Now that we have the distribution, we iterate through all t and choose the one in which we can maximise the probability of guessing correctly. For each t, the distance from the target to t will be revealed, say dt. When we are given this information, what should we do? Let T(dt) be the set of nodes that is in Neigh(s, d) that is dt away from t. For each u in T(dt), we find the one with highest P(u | Ring). Say that node is v_dt. Then the probability of guessing target correctly, given target is dt away from t, is P(v_dt | Ring) / P(T(dt)), where P(T(dt)) is the probability of t is dt away from target.

So the strategy is to iterate through all node in Neigh(s, d) and compute all possible dt. Then for each dt, we find the maximum P(v_dt | Ring). Then the maximum probability of guessing correctly if we choose node t at step 2 is sum of P(v_dt | Ring)/P(T(dt)) * P(T(dt)) = sum of P(v_dt | Ring) for all possible dt.
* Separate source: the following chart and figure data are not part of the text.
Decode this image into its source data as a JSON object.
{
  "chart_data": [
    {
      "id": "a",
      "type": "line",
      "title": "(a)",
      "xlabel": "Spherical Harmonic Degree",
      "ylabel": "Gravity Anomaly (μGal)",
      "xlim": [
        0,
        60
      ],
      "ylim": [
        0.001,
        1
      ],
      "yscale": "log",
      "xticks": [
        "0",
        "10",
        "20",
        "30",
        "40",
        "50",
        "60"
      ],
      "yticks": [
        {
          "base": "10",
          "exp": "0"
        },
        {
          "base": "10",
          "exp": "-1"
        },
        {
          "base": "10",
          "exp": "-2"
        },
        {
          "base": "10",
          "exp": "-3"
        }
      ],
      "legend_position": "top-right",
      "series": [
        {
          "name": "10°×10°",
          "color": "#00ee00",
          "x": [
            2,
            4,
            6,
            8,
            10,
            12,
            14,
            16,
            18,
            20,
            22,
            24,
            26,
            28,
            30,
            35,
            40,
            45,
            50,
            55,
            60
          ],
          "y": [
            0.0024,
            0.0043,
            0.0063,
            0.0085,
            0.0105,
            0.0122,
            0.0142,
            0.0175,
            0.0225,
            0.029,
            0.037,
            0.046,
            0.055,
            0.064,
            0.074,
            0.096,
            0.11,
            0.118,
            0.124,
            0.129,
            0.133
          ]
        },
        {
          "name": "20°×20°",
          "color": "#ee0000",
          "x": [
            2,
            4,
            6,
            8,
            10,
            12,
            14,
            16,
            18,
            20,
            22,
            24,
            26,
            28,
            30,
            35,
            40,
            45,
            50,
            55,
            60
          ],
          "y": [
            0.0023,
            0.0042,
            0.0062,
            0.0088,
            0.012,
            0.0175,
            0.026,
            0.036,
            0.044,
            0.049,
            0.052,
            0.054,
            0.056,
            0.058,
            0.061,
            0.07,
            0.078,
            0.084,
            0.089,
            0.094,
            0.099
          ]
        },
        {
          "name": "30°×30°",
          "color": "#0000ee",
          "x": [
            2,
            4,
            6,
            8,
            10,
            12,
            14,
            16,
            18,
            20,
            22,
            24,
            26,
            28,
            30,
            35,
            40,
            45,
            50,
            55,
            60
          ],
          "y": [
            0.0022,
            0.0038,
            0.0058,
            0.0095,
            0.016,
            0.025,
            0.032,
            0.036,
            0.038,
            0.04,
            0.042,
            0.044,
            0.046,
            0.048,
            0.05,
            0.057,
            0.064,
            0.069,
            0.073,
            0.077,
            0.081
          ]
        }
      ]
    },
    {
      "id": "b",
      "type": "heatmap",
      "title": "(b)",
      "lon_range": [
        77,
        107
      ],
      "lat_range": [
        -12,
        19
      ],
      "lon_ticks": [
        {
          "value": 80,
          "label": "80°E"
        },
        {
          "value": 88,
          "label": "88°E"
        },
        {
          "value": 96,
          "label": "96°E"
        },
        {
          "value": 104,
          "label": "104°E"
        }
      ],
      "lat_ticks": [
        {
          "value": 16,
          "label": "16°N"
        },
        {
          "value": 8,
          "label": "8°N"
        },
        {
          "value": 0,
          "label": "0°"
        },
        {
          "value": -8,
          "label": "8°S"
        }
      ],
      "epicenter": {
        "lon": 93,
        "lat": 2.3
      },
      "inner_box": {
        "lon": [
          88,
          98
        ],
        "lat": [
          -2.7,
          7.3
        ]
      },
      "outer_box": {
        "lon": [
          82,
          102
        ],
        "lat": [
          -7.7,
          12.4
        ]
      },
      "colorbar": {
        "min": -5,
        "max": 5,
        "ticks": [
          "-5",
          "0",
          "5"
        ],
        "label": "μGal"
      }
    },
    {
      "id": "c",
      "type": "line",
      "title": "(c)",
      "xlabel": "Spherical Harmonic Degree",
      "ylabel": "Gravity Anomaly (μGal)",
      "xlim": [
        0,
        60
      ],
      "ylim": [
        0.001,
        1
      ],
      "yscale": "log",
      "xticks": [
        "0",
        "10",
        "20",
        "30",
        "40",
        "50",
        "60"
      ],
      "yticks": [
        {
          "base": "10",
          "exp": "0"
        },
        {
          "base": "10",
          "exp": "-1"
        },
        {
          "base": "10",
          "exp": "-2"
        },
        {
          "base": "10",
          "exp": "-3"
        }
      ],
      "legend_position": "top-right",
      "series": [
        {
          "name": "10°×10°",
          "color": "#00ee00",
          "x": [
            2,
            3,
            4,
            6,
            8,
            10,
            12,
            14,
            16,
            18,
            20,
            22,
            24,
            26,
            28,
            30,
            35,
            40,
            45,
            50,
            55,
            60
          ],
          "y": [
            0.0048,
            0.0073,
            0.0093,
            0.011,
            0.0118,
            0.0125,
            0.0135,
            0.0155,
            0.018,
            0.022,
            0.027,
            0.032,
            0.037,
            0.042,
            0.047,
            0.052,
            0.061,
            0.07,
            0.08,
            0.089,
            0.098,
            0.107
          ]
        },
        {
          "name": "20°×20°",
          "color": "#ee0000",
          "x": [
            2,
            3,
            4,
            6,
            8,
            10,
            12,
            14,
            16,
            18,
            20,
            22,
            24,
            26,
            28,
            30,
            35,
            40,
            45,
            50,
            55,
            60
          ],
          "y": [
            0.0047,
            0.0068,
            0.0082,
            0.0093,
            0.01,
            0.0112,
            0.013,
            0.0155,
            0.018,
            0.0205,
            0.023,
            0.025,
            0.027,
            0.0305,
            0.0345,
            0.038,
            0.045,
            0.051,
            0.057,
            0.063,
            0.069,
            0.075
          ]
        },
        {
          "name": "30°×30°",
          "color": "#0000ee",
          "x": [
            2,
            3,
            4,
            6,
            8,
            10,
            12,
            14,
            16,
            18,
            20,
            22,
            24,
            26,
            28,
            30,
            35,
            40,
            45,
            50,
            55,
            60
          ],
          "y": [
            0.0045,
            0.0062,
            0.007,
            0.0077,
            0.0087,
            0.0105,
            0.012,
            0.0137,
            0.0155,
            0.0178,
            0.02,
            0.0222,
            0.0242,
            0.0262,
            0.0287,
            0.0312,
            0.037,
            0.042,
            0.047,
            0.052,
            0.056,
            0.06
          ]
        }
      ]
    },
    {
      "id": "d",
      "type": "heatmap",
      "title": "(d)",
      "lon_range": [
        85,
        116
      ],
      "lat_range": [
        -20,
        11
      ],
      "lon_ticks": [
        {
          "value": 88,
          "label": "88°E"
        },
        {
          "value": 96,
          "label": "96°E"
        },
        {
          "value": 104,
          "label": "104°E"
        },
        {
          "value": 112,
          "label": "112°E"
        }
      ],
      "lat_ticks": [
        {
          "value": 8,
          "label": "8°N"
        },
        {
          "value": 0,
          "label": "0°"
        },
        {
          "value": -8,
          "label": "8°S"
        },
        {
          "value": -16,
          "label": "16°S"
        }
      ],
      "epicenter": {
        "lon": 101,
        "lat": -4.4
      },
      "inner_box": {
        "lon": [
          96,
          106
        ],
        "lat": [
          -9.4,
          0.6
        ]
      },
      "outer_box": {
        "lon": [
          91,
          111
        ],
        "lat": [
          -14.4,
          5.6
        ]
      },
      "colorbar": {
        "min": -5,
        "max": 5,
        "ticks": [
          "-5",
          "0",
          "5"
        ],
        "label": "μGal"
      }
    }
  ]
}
Amongst all t, we choose the one that gives us the maximum probability, and we compare that with the probability from Step 1 to come up with the final maximum probability of Ring(s, d).

Implementation:

#include <iostream>
#include <cstdio>
#include <algorithm>
#include <vector>
#include <cassert>
using namespace std;
vector<vector<int>> adj;
int dist[401][401];
constexpr int inf = 12345;
int n;
void FloydWarshal() {
  for (int k=0;k<n;++k) {
    for (int i=0;i<n;++i) {
      for (int j=0;j<n;++j){
        dist[i][j] = min(dist[i][j], dist[i][k] + dist[k][j]);
      }
    }
  }
}
vector<int> ring[401][401];
void PrepareRing() {
  for (int i=0;i<n;++i){
    for(int j=0;j<n;++j){
      ring[i][dist[i][j]].push_back(j);
    }
  }
}
vector<int> neighbour_adj[401][401];
vector<double> neighbour_prob[401][401];
void PrepareNeighbour() {
  double temp[410];
  int vis[410];
  for (int i=0;i<n;++i){
    for (int d=0;d<n;++d){
      for (int j : ring[i][d]) {
        for (int k : adj[j]) {
          vis[k] = 0;
          temp[k] = 0;
        }
      }
      for (int j : ring[i][d]) {
        for (int k : adj[j]) {
          temp[k] += 1.0/n * 1.0/adj[j].size();
          vis[k] = 1;
        }
      }
      for (int j : ring[i][d]) {
        for (int k : adj[j]) {
          if (vis[k]) {
            neighbour_adj[i][d].push_back(k);
            neighbour_prob[i][d].push_back(temp[k]);
            vis[k] = 0;
          }
        }
      }
    }
  }
}
double SecondProb(int s, int d, int t) {
  double prob_second = 0;
  double max_for_t[410];
  for (int i = 0; i < neighbour_adj[s][d].size(); ++i){
    max_for_t[dist[t][neighbour_adj[s][d][i]]]=0;
  }
  for (int i = 0; i < neighbour_adj[s][d].size(); ++i){
    int j = neighbour_adj[s][d][i];
    max_for_t[dist[t][j]] = max(max_for_t[dist[t][j]], neighbour_prob[s][d][i]);
  }
  for (int i = 0; i < neighbour_adj[s][d].size(); ++i) {
    prob_second += max_for_t[dist[t][neighbour_adj[s][d][i]]];
    max_for_t[dist[t][neighbour_adj[s][d][i]]] = 0;
  }
  return prob_second;
}
double Solve() {
  double max_prob_s;
  for (int s=0;s<n;++s){
    double prob_s = 0;
    for(int d=0;d<n;++d){
      double max_prob_t = 0;
      if (ring[s][d].empty()) continue;
      for(int t=0;t<n;++t){
        double prob_t = max(1.0/n, SecondProb(s, d, t));
        max_prob_t = max(prob_t, max_prob_t);
      }
      prob_s += max_prob_t;
    }
    max_prob_s = max(prob_s, max_prob_s);
  }
  return max_prob_s;
}
int main(){
  int m;
  scanf("%d%d",&n,&m);
  int u,v;
  for(int i=0;i<n;++i){
    for(int j=0;j<n;++j){
      dist[i][j]=inf;
    }
    dist[i][i]=0;
  }
  adj.resize(n);
  for(int i=0;i<m;++i){
    scanf("%d%d",&u,&v);
    u--;v--;
    adj[u].push_back(v);
    adj[v].push_back(u);
    dist[u][v] = dist[v][u] = 1;
  }
  FloydWarshal();
  PrepareRing();
  PrepareNeighbour();
  printf("%.12f\n",Solve());
  return 0;
}

The run time complexity analysis is another cool thing about this problem. The argument goes as follows: Fix start node s and current distance d. On step 1, we iterate through Ring(s, d). On step 2, we will at most iterate through Ring(s, d-1), Ring(s, d) and Ring(s, d+1). Then by checking the iteration s, d-1 and s, d+1, we conclude that Ring(s, d) is at most iterated 4 times, and hence overall every node in the graph is iterated at most 4 times, which is O(n) after going through all d, fixing s and t. Hence overall complexity is O(n^3).